Enter the Seresto Flea Collar for Cats. Located on the top shelf of the Flea Control isle, it’s price tag is $84.95. Today being my lucky day, though, I saw it was on sale for $64.95. “This wasn’t one of the Vet suggestions, though I’ve read on Facebook that they really work.” With a mighty inhale, I traded out my CAPSTAR products for the Seresto cat collar, made my purchase, and was on my way.
Eight months of protection is awesome!
If true, the Soresto collar will last eight months. I will update this post every month (or two — engineers get busy!) with results, if they’ve changed.
Formulated With Two Active Ingredients.
The Seresto Flea Collar for Cats works with the help of two active ingredients: imidacloprid and flumethrin. While the latter is almost exclusively used on pets and livestock, imidacloprid is also quite common in pesticides used on vegetables, flowers, and trees.
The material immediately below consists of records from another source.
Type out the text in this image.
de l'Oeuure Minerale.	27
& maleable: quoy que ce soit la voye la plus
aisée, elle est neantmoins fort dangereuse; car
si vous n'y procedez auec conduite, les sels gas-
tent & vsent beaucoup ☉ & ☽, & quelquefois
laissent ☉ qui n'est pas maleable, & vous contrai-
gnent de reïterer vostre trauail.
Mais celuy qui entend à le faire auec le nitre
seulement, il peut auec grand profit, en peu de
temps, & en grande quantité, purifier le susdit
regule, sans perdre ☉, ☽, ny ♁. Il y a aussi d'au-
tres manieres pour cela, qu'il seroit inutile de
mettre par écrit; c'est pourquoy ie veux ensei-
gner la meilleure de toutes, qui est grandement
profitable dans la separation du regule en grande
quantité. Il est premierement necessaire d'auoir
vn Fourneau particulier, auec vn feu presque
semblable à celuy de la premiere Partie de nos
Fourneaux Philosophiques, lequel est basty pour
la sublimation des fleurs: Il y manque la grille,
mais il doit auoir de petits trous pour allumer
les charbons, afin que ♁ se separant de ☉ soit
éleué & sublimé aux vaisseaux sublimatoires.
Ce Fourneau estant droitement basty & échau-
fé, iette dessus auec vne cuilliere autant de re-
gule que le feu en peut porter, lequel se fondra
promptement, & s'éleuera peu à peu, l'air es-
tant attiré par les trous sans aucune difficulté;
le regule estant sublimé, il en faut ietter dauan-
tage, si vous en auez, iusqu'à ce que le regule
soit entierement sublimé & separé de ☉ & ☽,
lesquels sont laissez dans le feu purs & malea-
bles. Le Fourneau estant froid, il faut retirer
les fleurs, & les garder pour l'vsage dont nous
Imidacloprid targets the nervous systems of invertebrates, such as fleas and ticks, causing damage and eventual death. Flumethrin works much the same way, impeding normal nerve function in fleas, ticks, and lice. However, the presence of this chemical also deters ticks from climbing into your pup’s coat when out on a walk, playing, or hunting.
Because of the way these chemicals are distributed throughout the natural oils in your cat’s coat, fleas and other pests come into contact with them almost instantly — no biting required.
I was especially pleased about this.
How did it work?
It’s 80 degrees here in Portland, OR as I write this (Aug. 17, 2022) and Vicious, has been asleep at my side for the past 4 days. She’s barely moved. I’ve been bringing all of her food to her, she’s pooped once, and peed twice. That’s it. I put the collar on Vicious’ neck — no drool. I waited another 10 minutes — no foaming at the mouth. Twenty minutes — she was in a great mood but still scratching. It took exactly two and a half hours, but she finally stopped scratching and fell asleep sitting up. After she fell over, she joined me on the couch, and that’s where she’s been ever since. No scratching. No biting. No wailing. Just licking and purring. She’s finally and completely relieved. I have not seen one flea on her since we put the collar on.
Whether I pay $65 or $90, this collar seems completely worth the money and seems to be the one flea collar that’s strong enough to work, but gentle enough for my tiny little kitty.
I do not know if this collar is safe for kittens. Usage is generally determined by the weight of the cat (or dog).
Counterfeit Seresto Flea Collars:
I mentioned that the Seresto collars bought online are very often counterfeit, and highly poisonous if not deadly. They are often sold on Amazon or eBay. Please purchase your Soresto flea collars from only reputable online providers, or visit your neighborhood pet store, like Petco or PetSmart.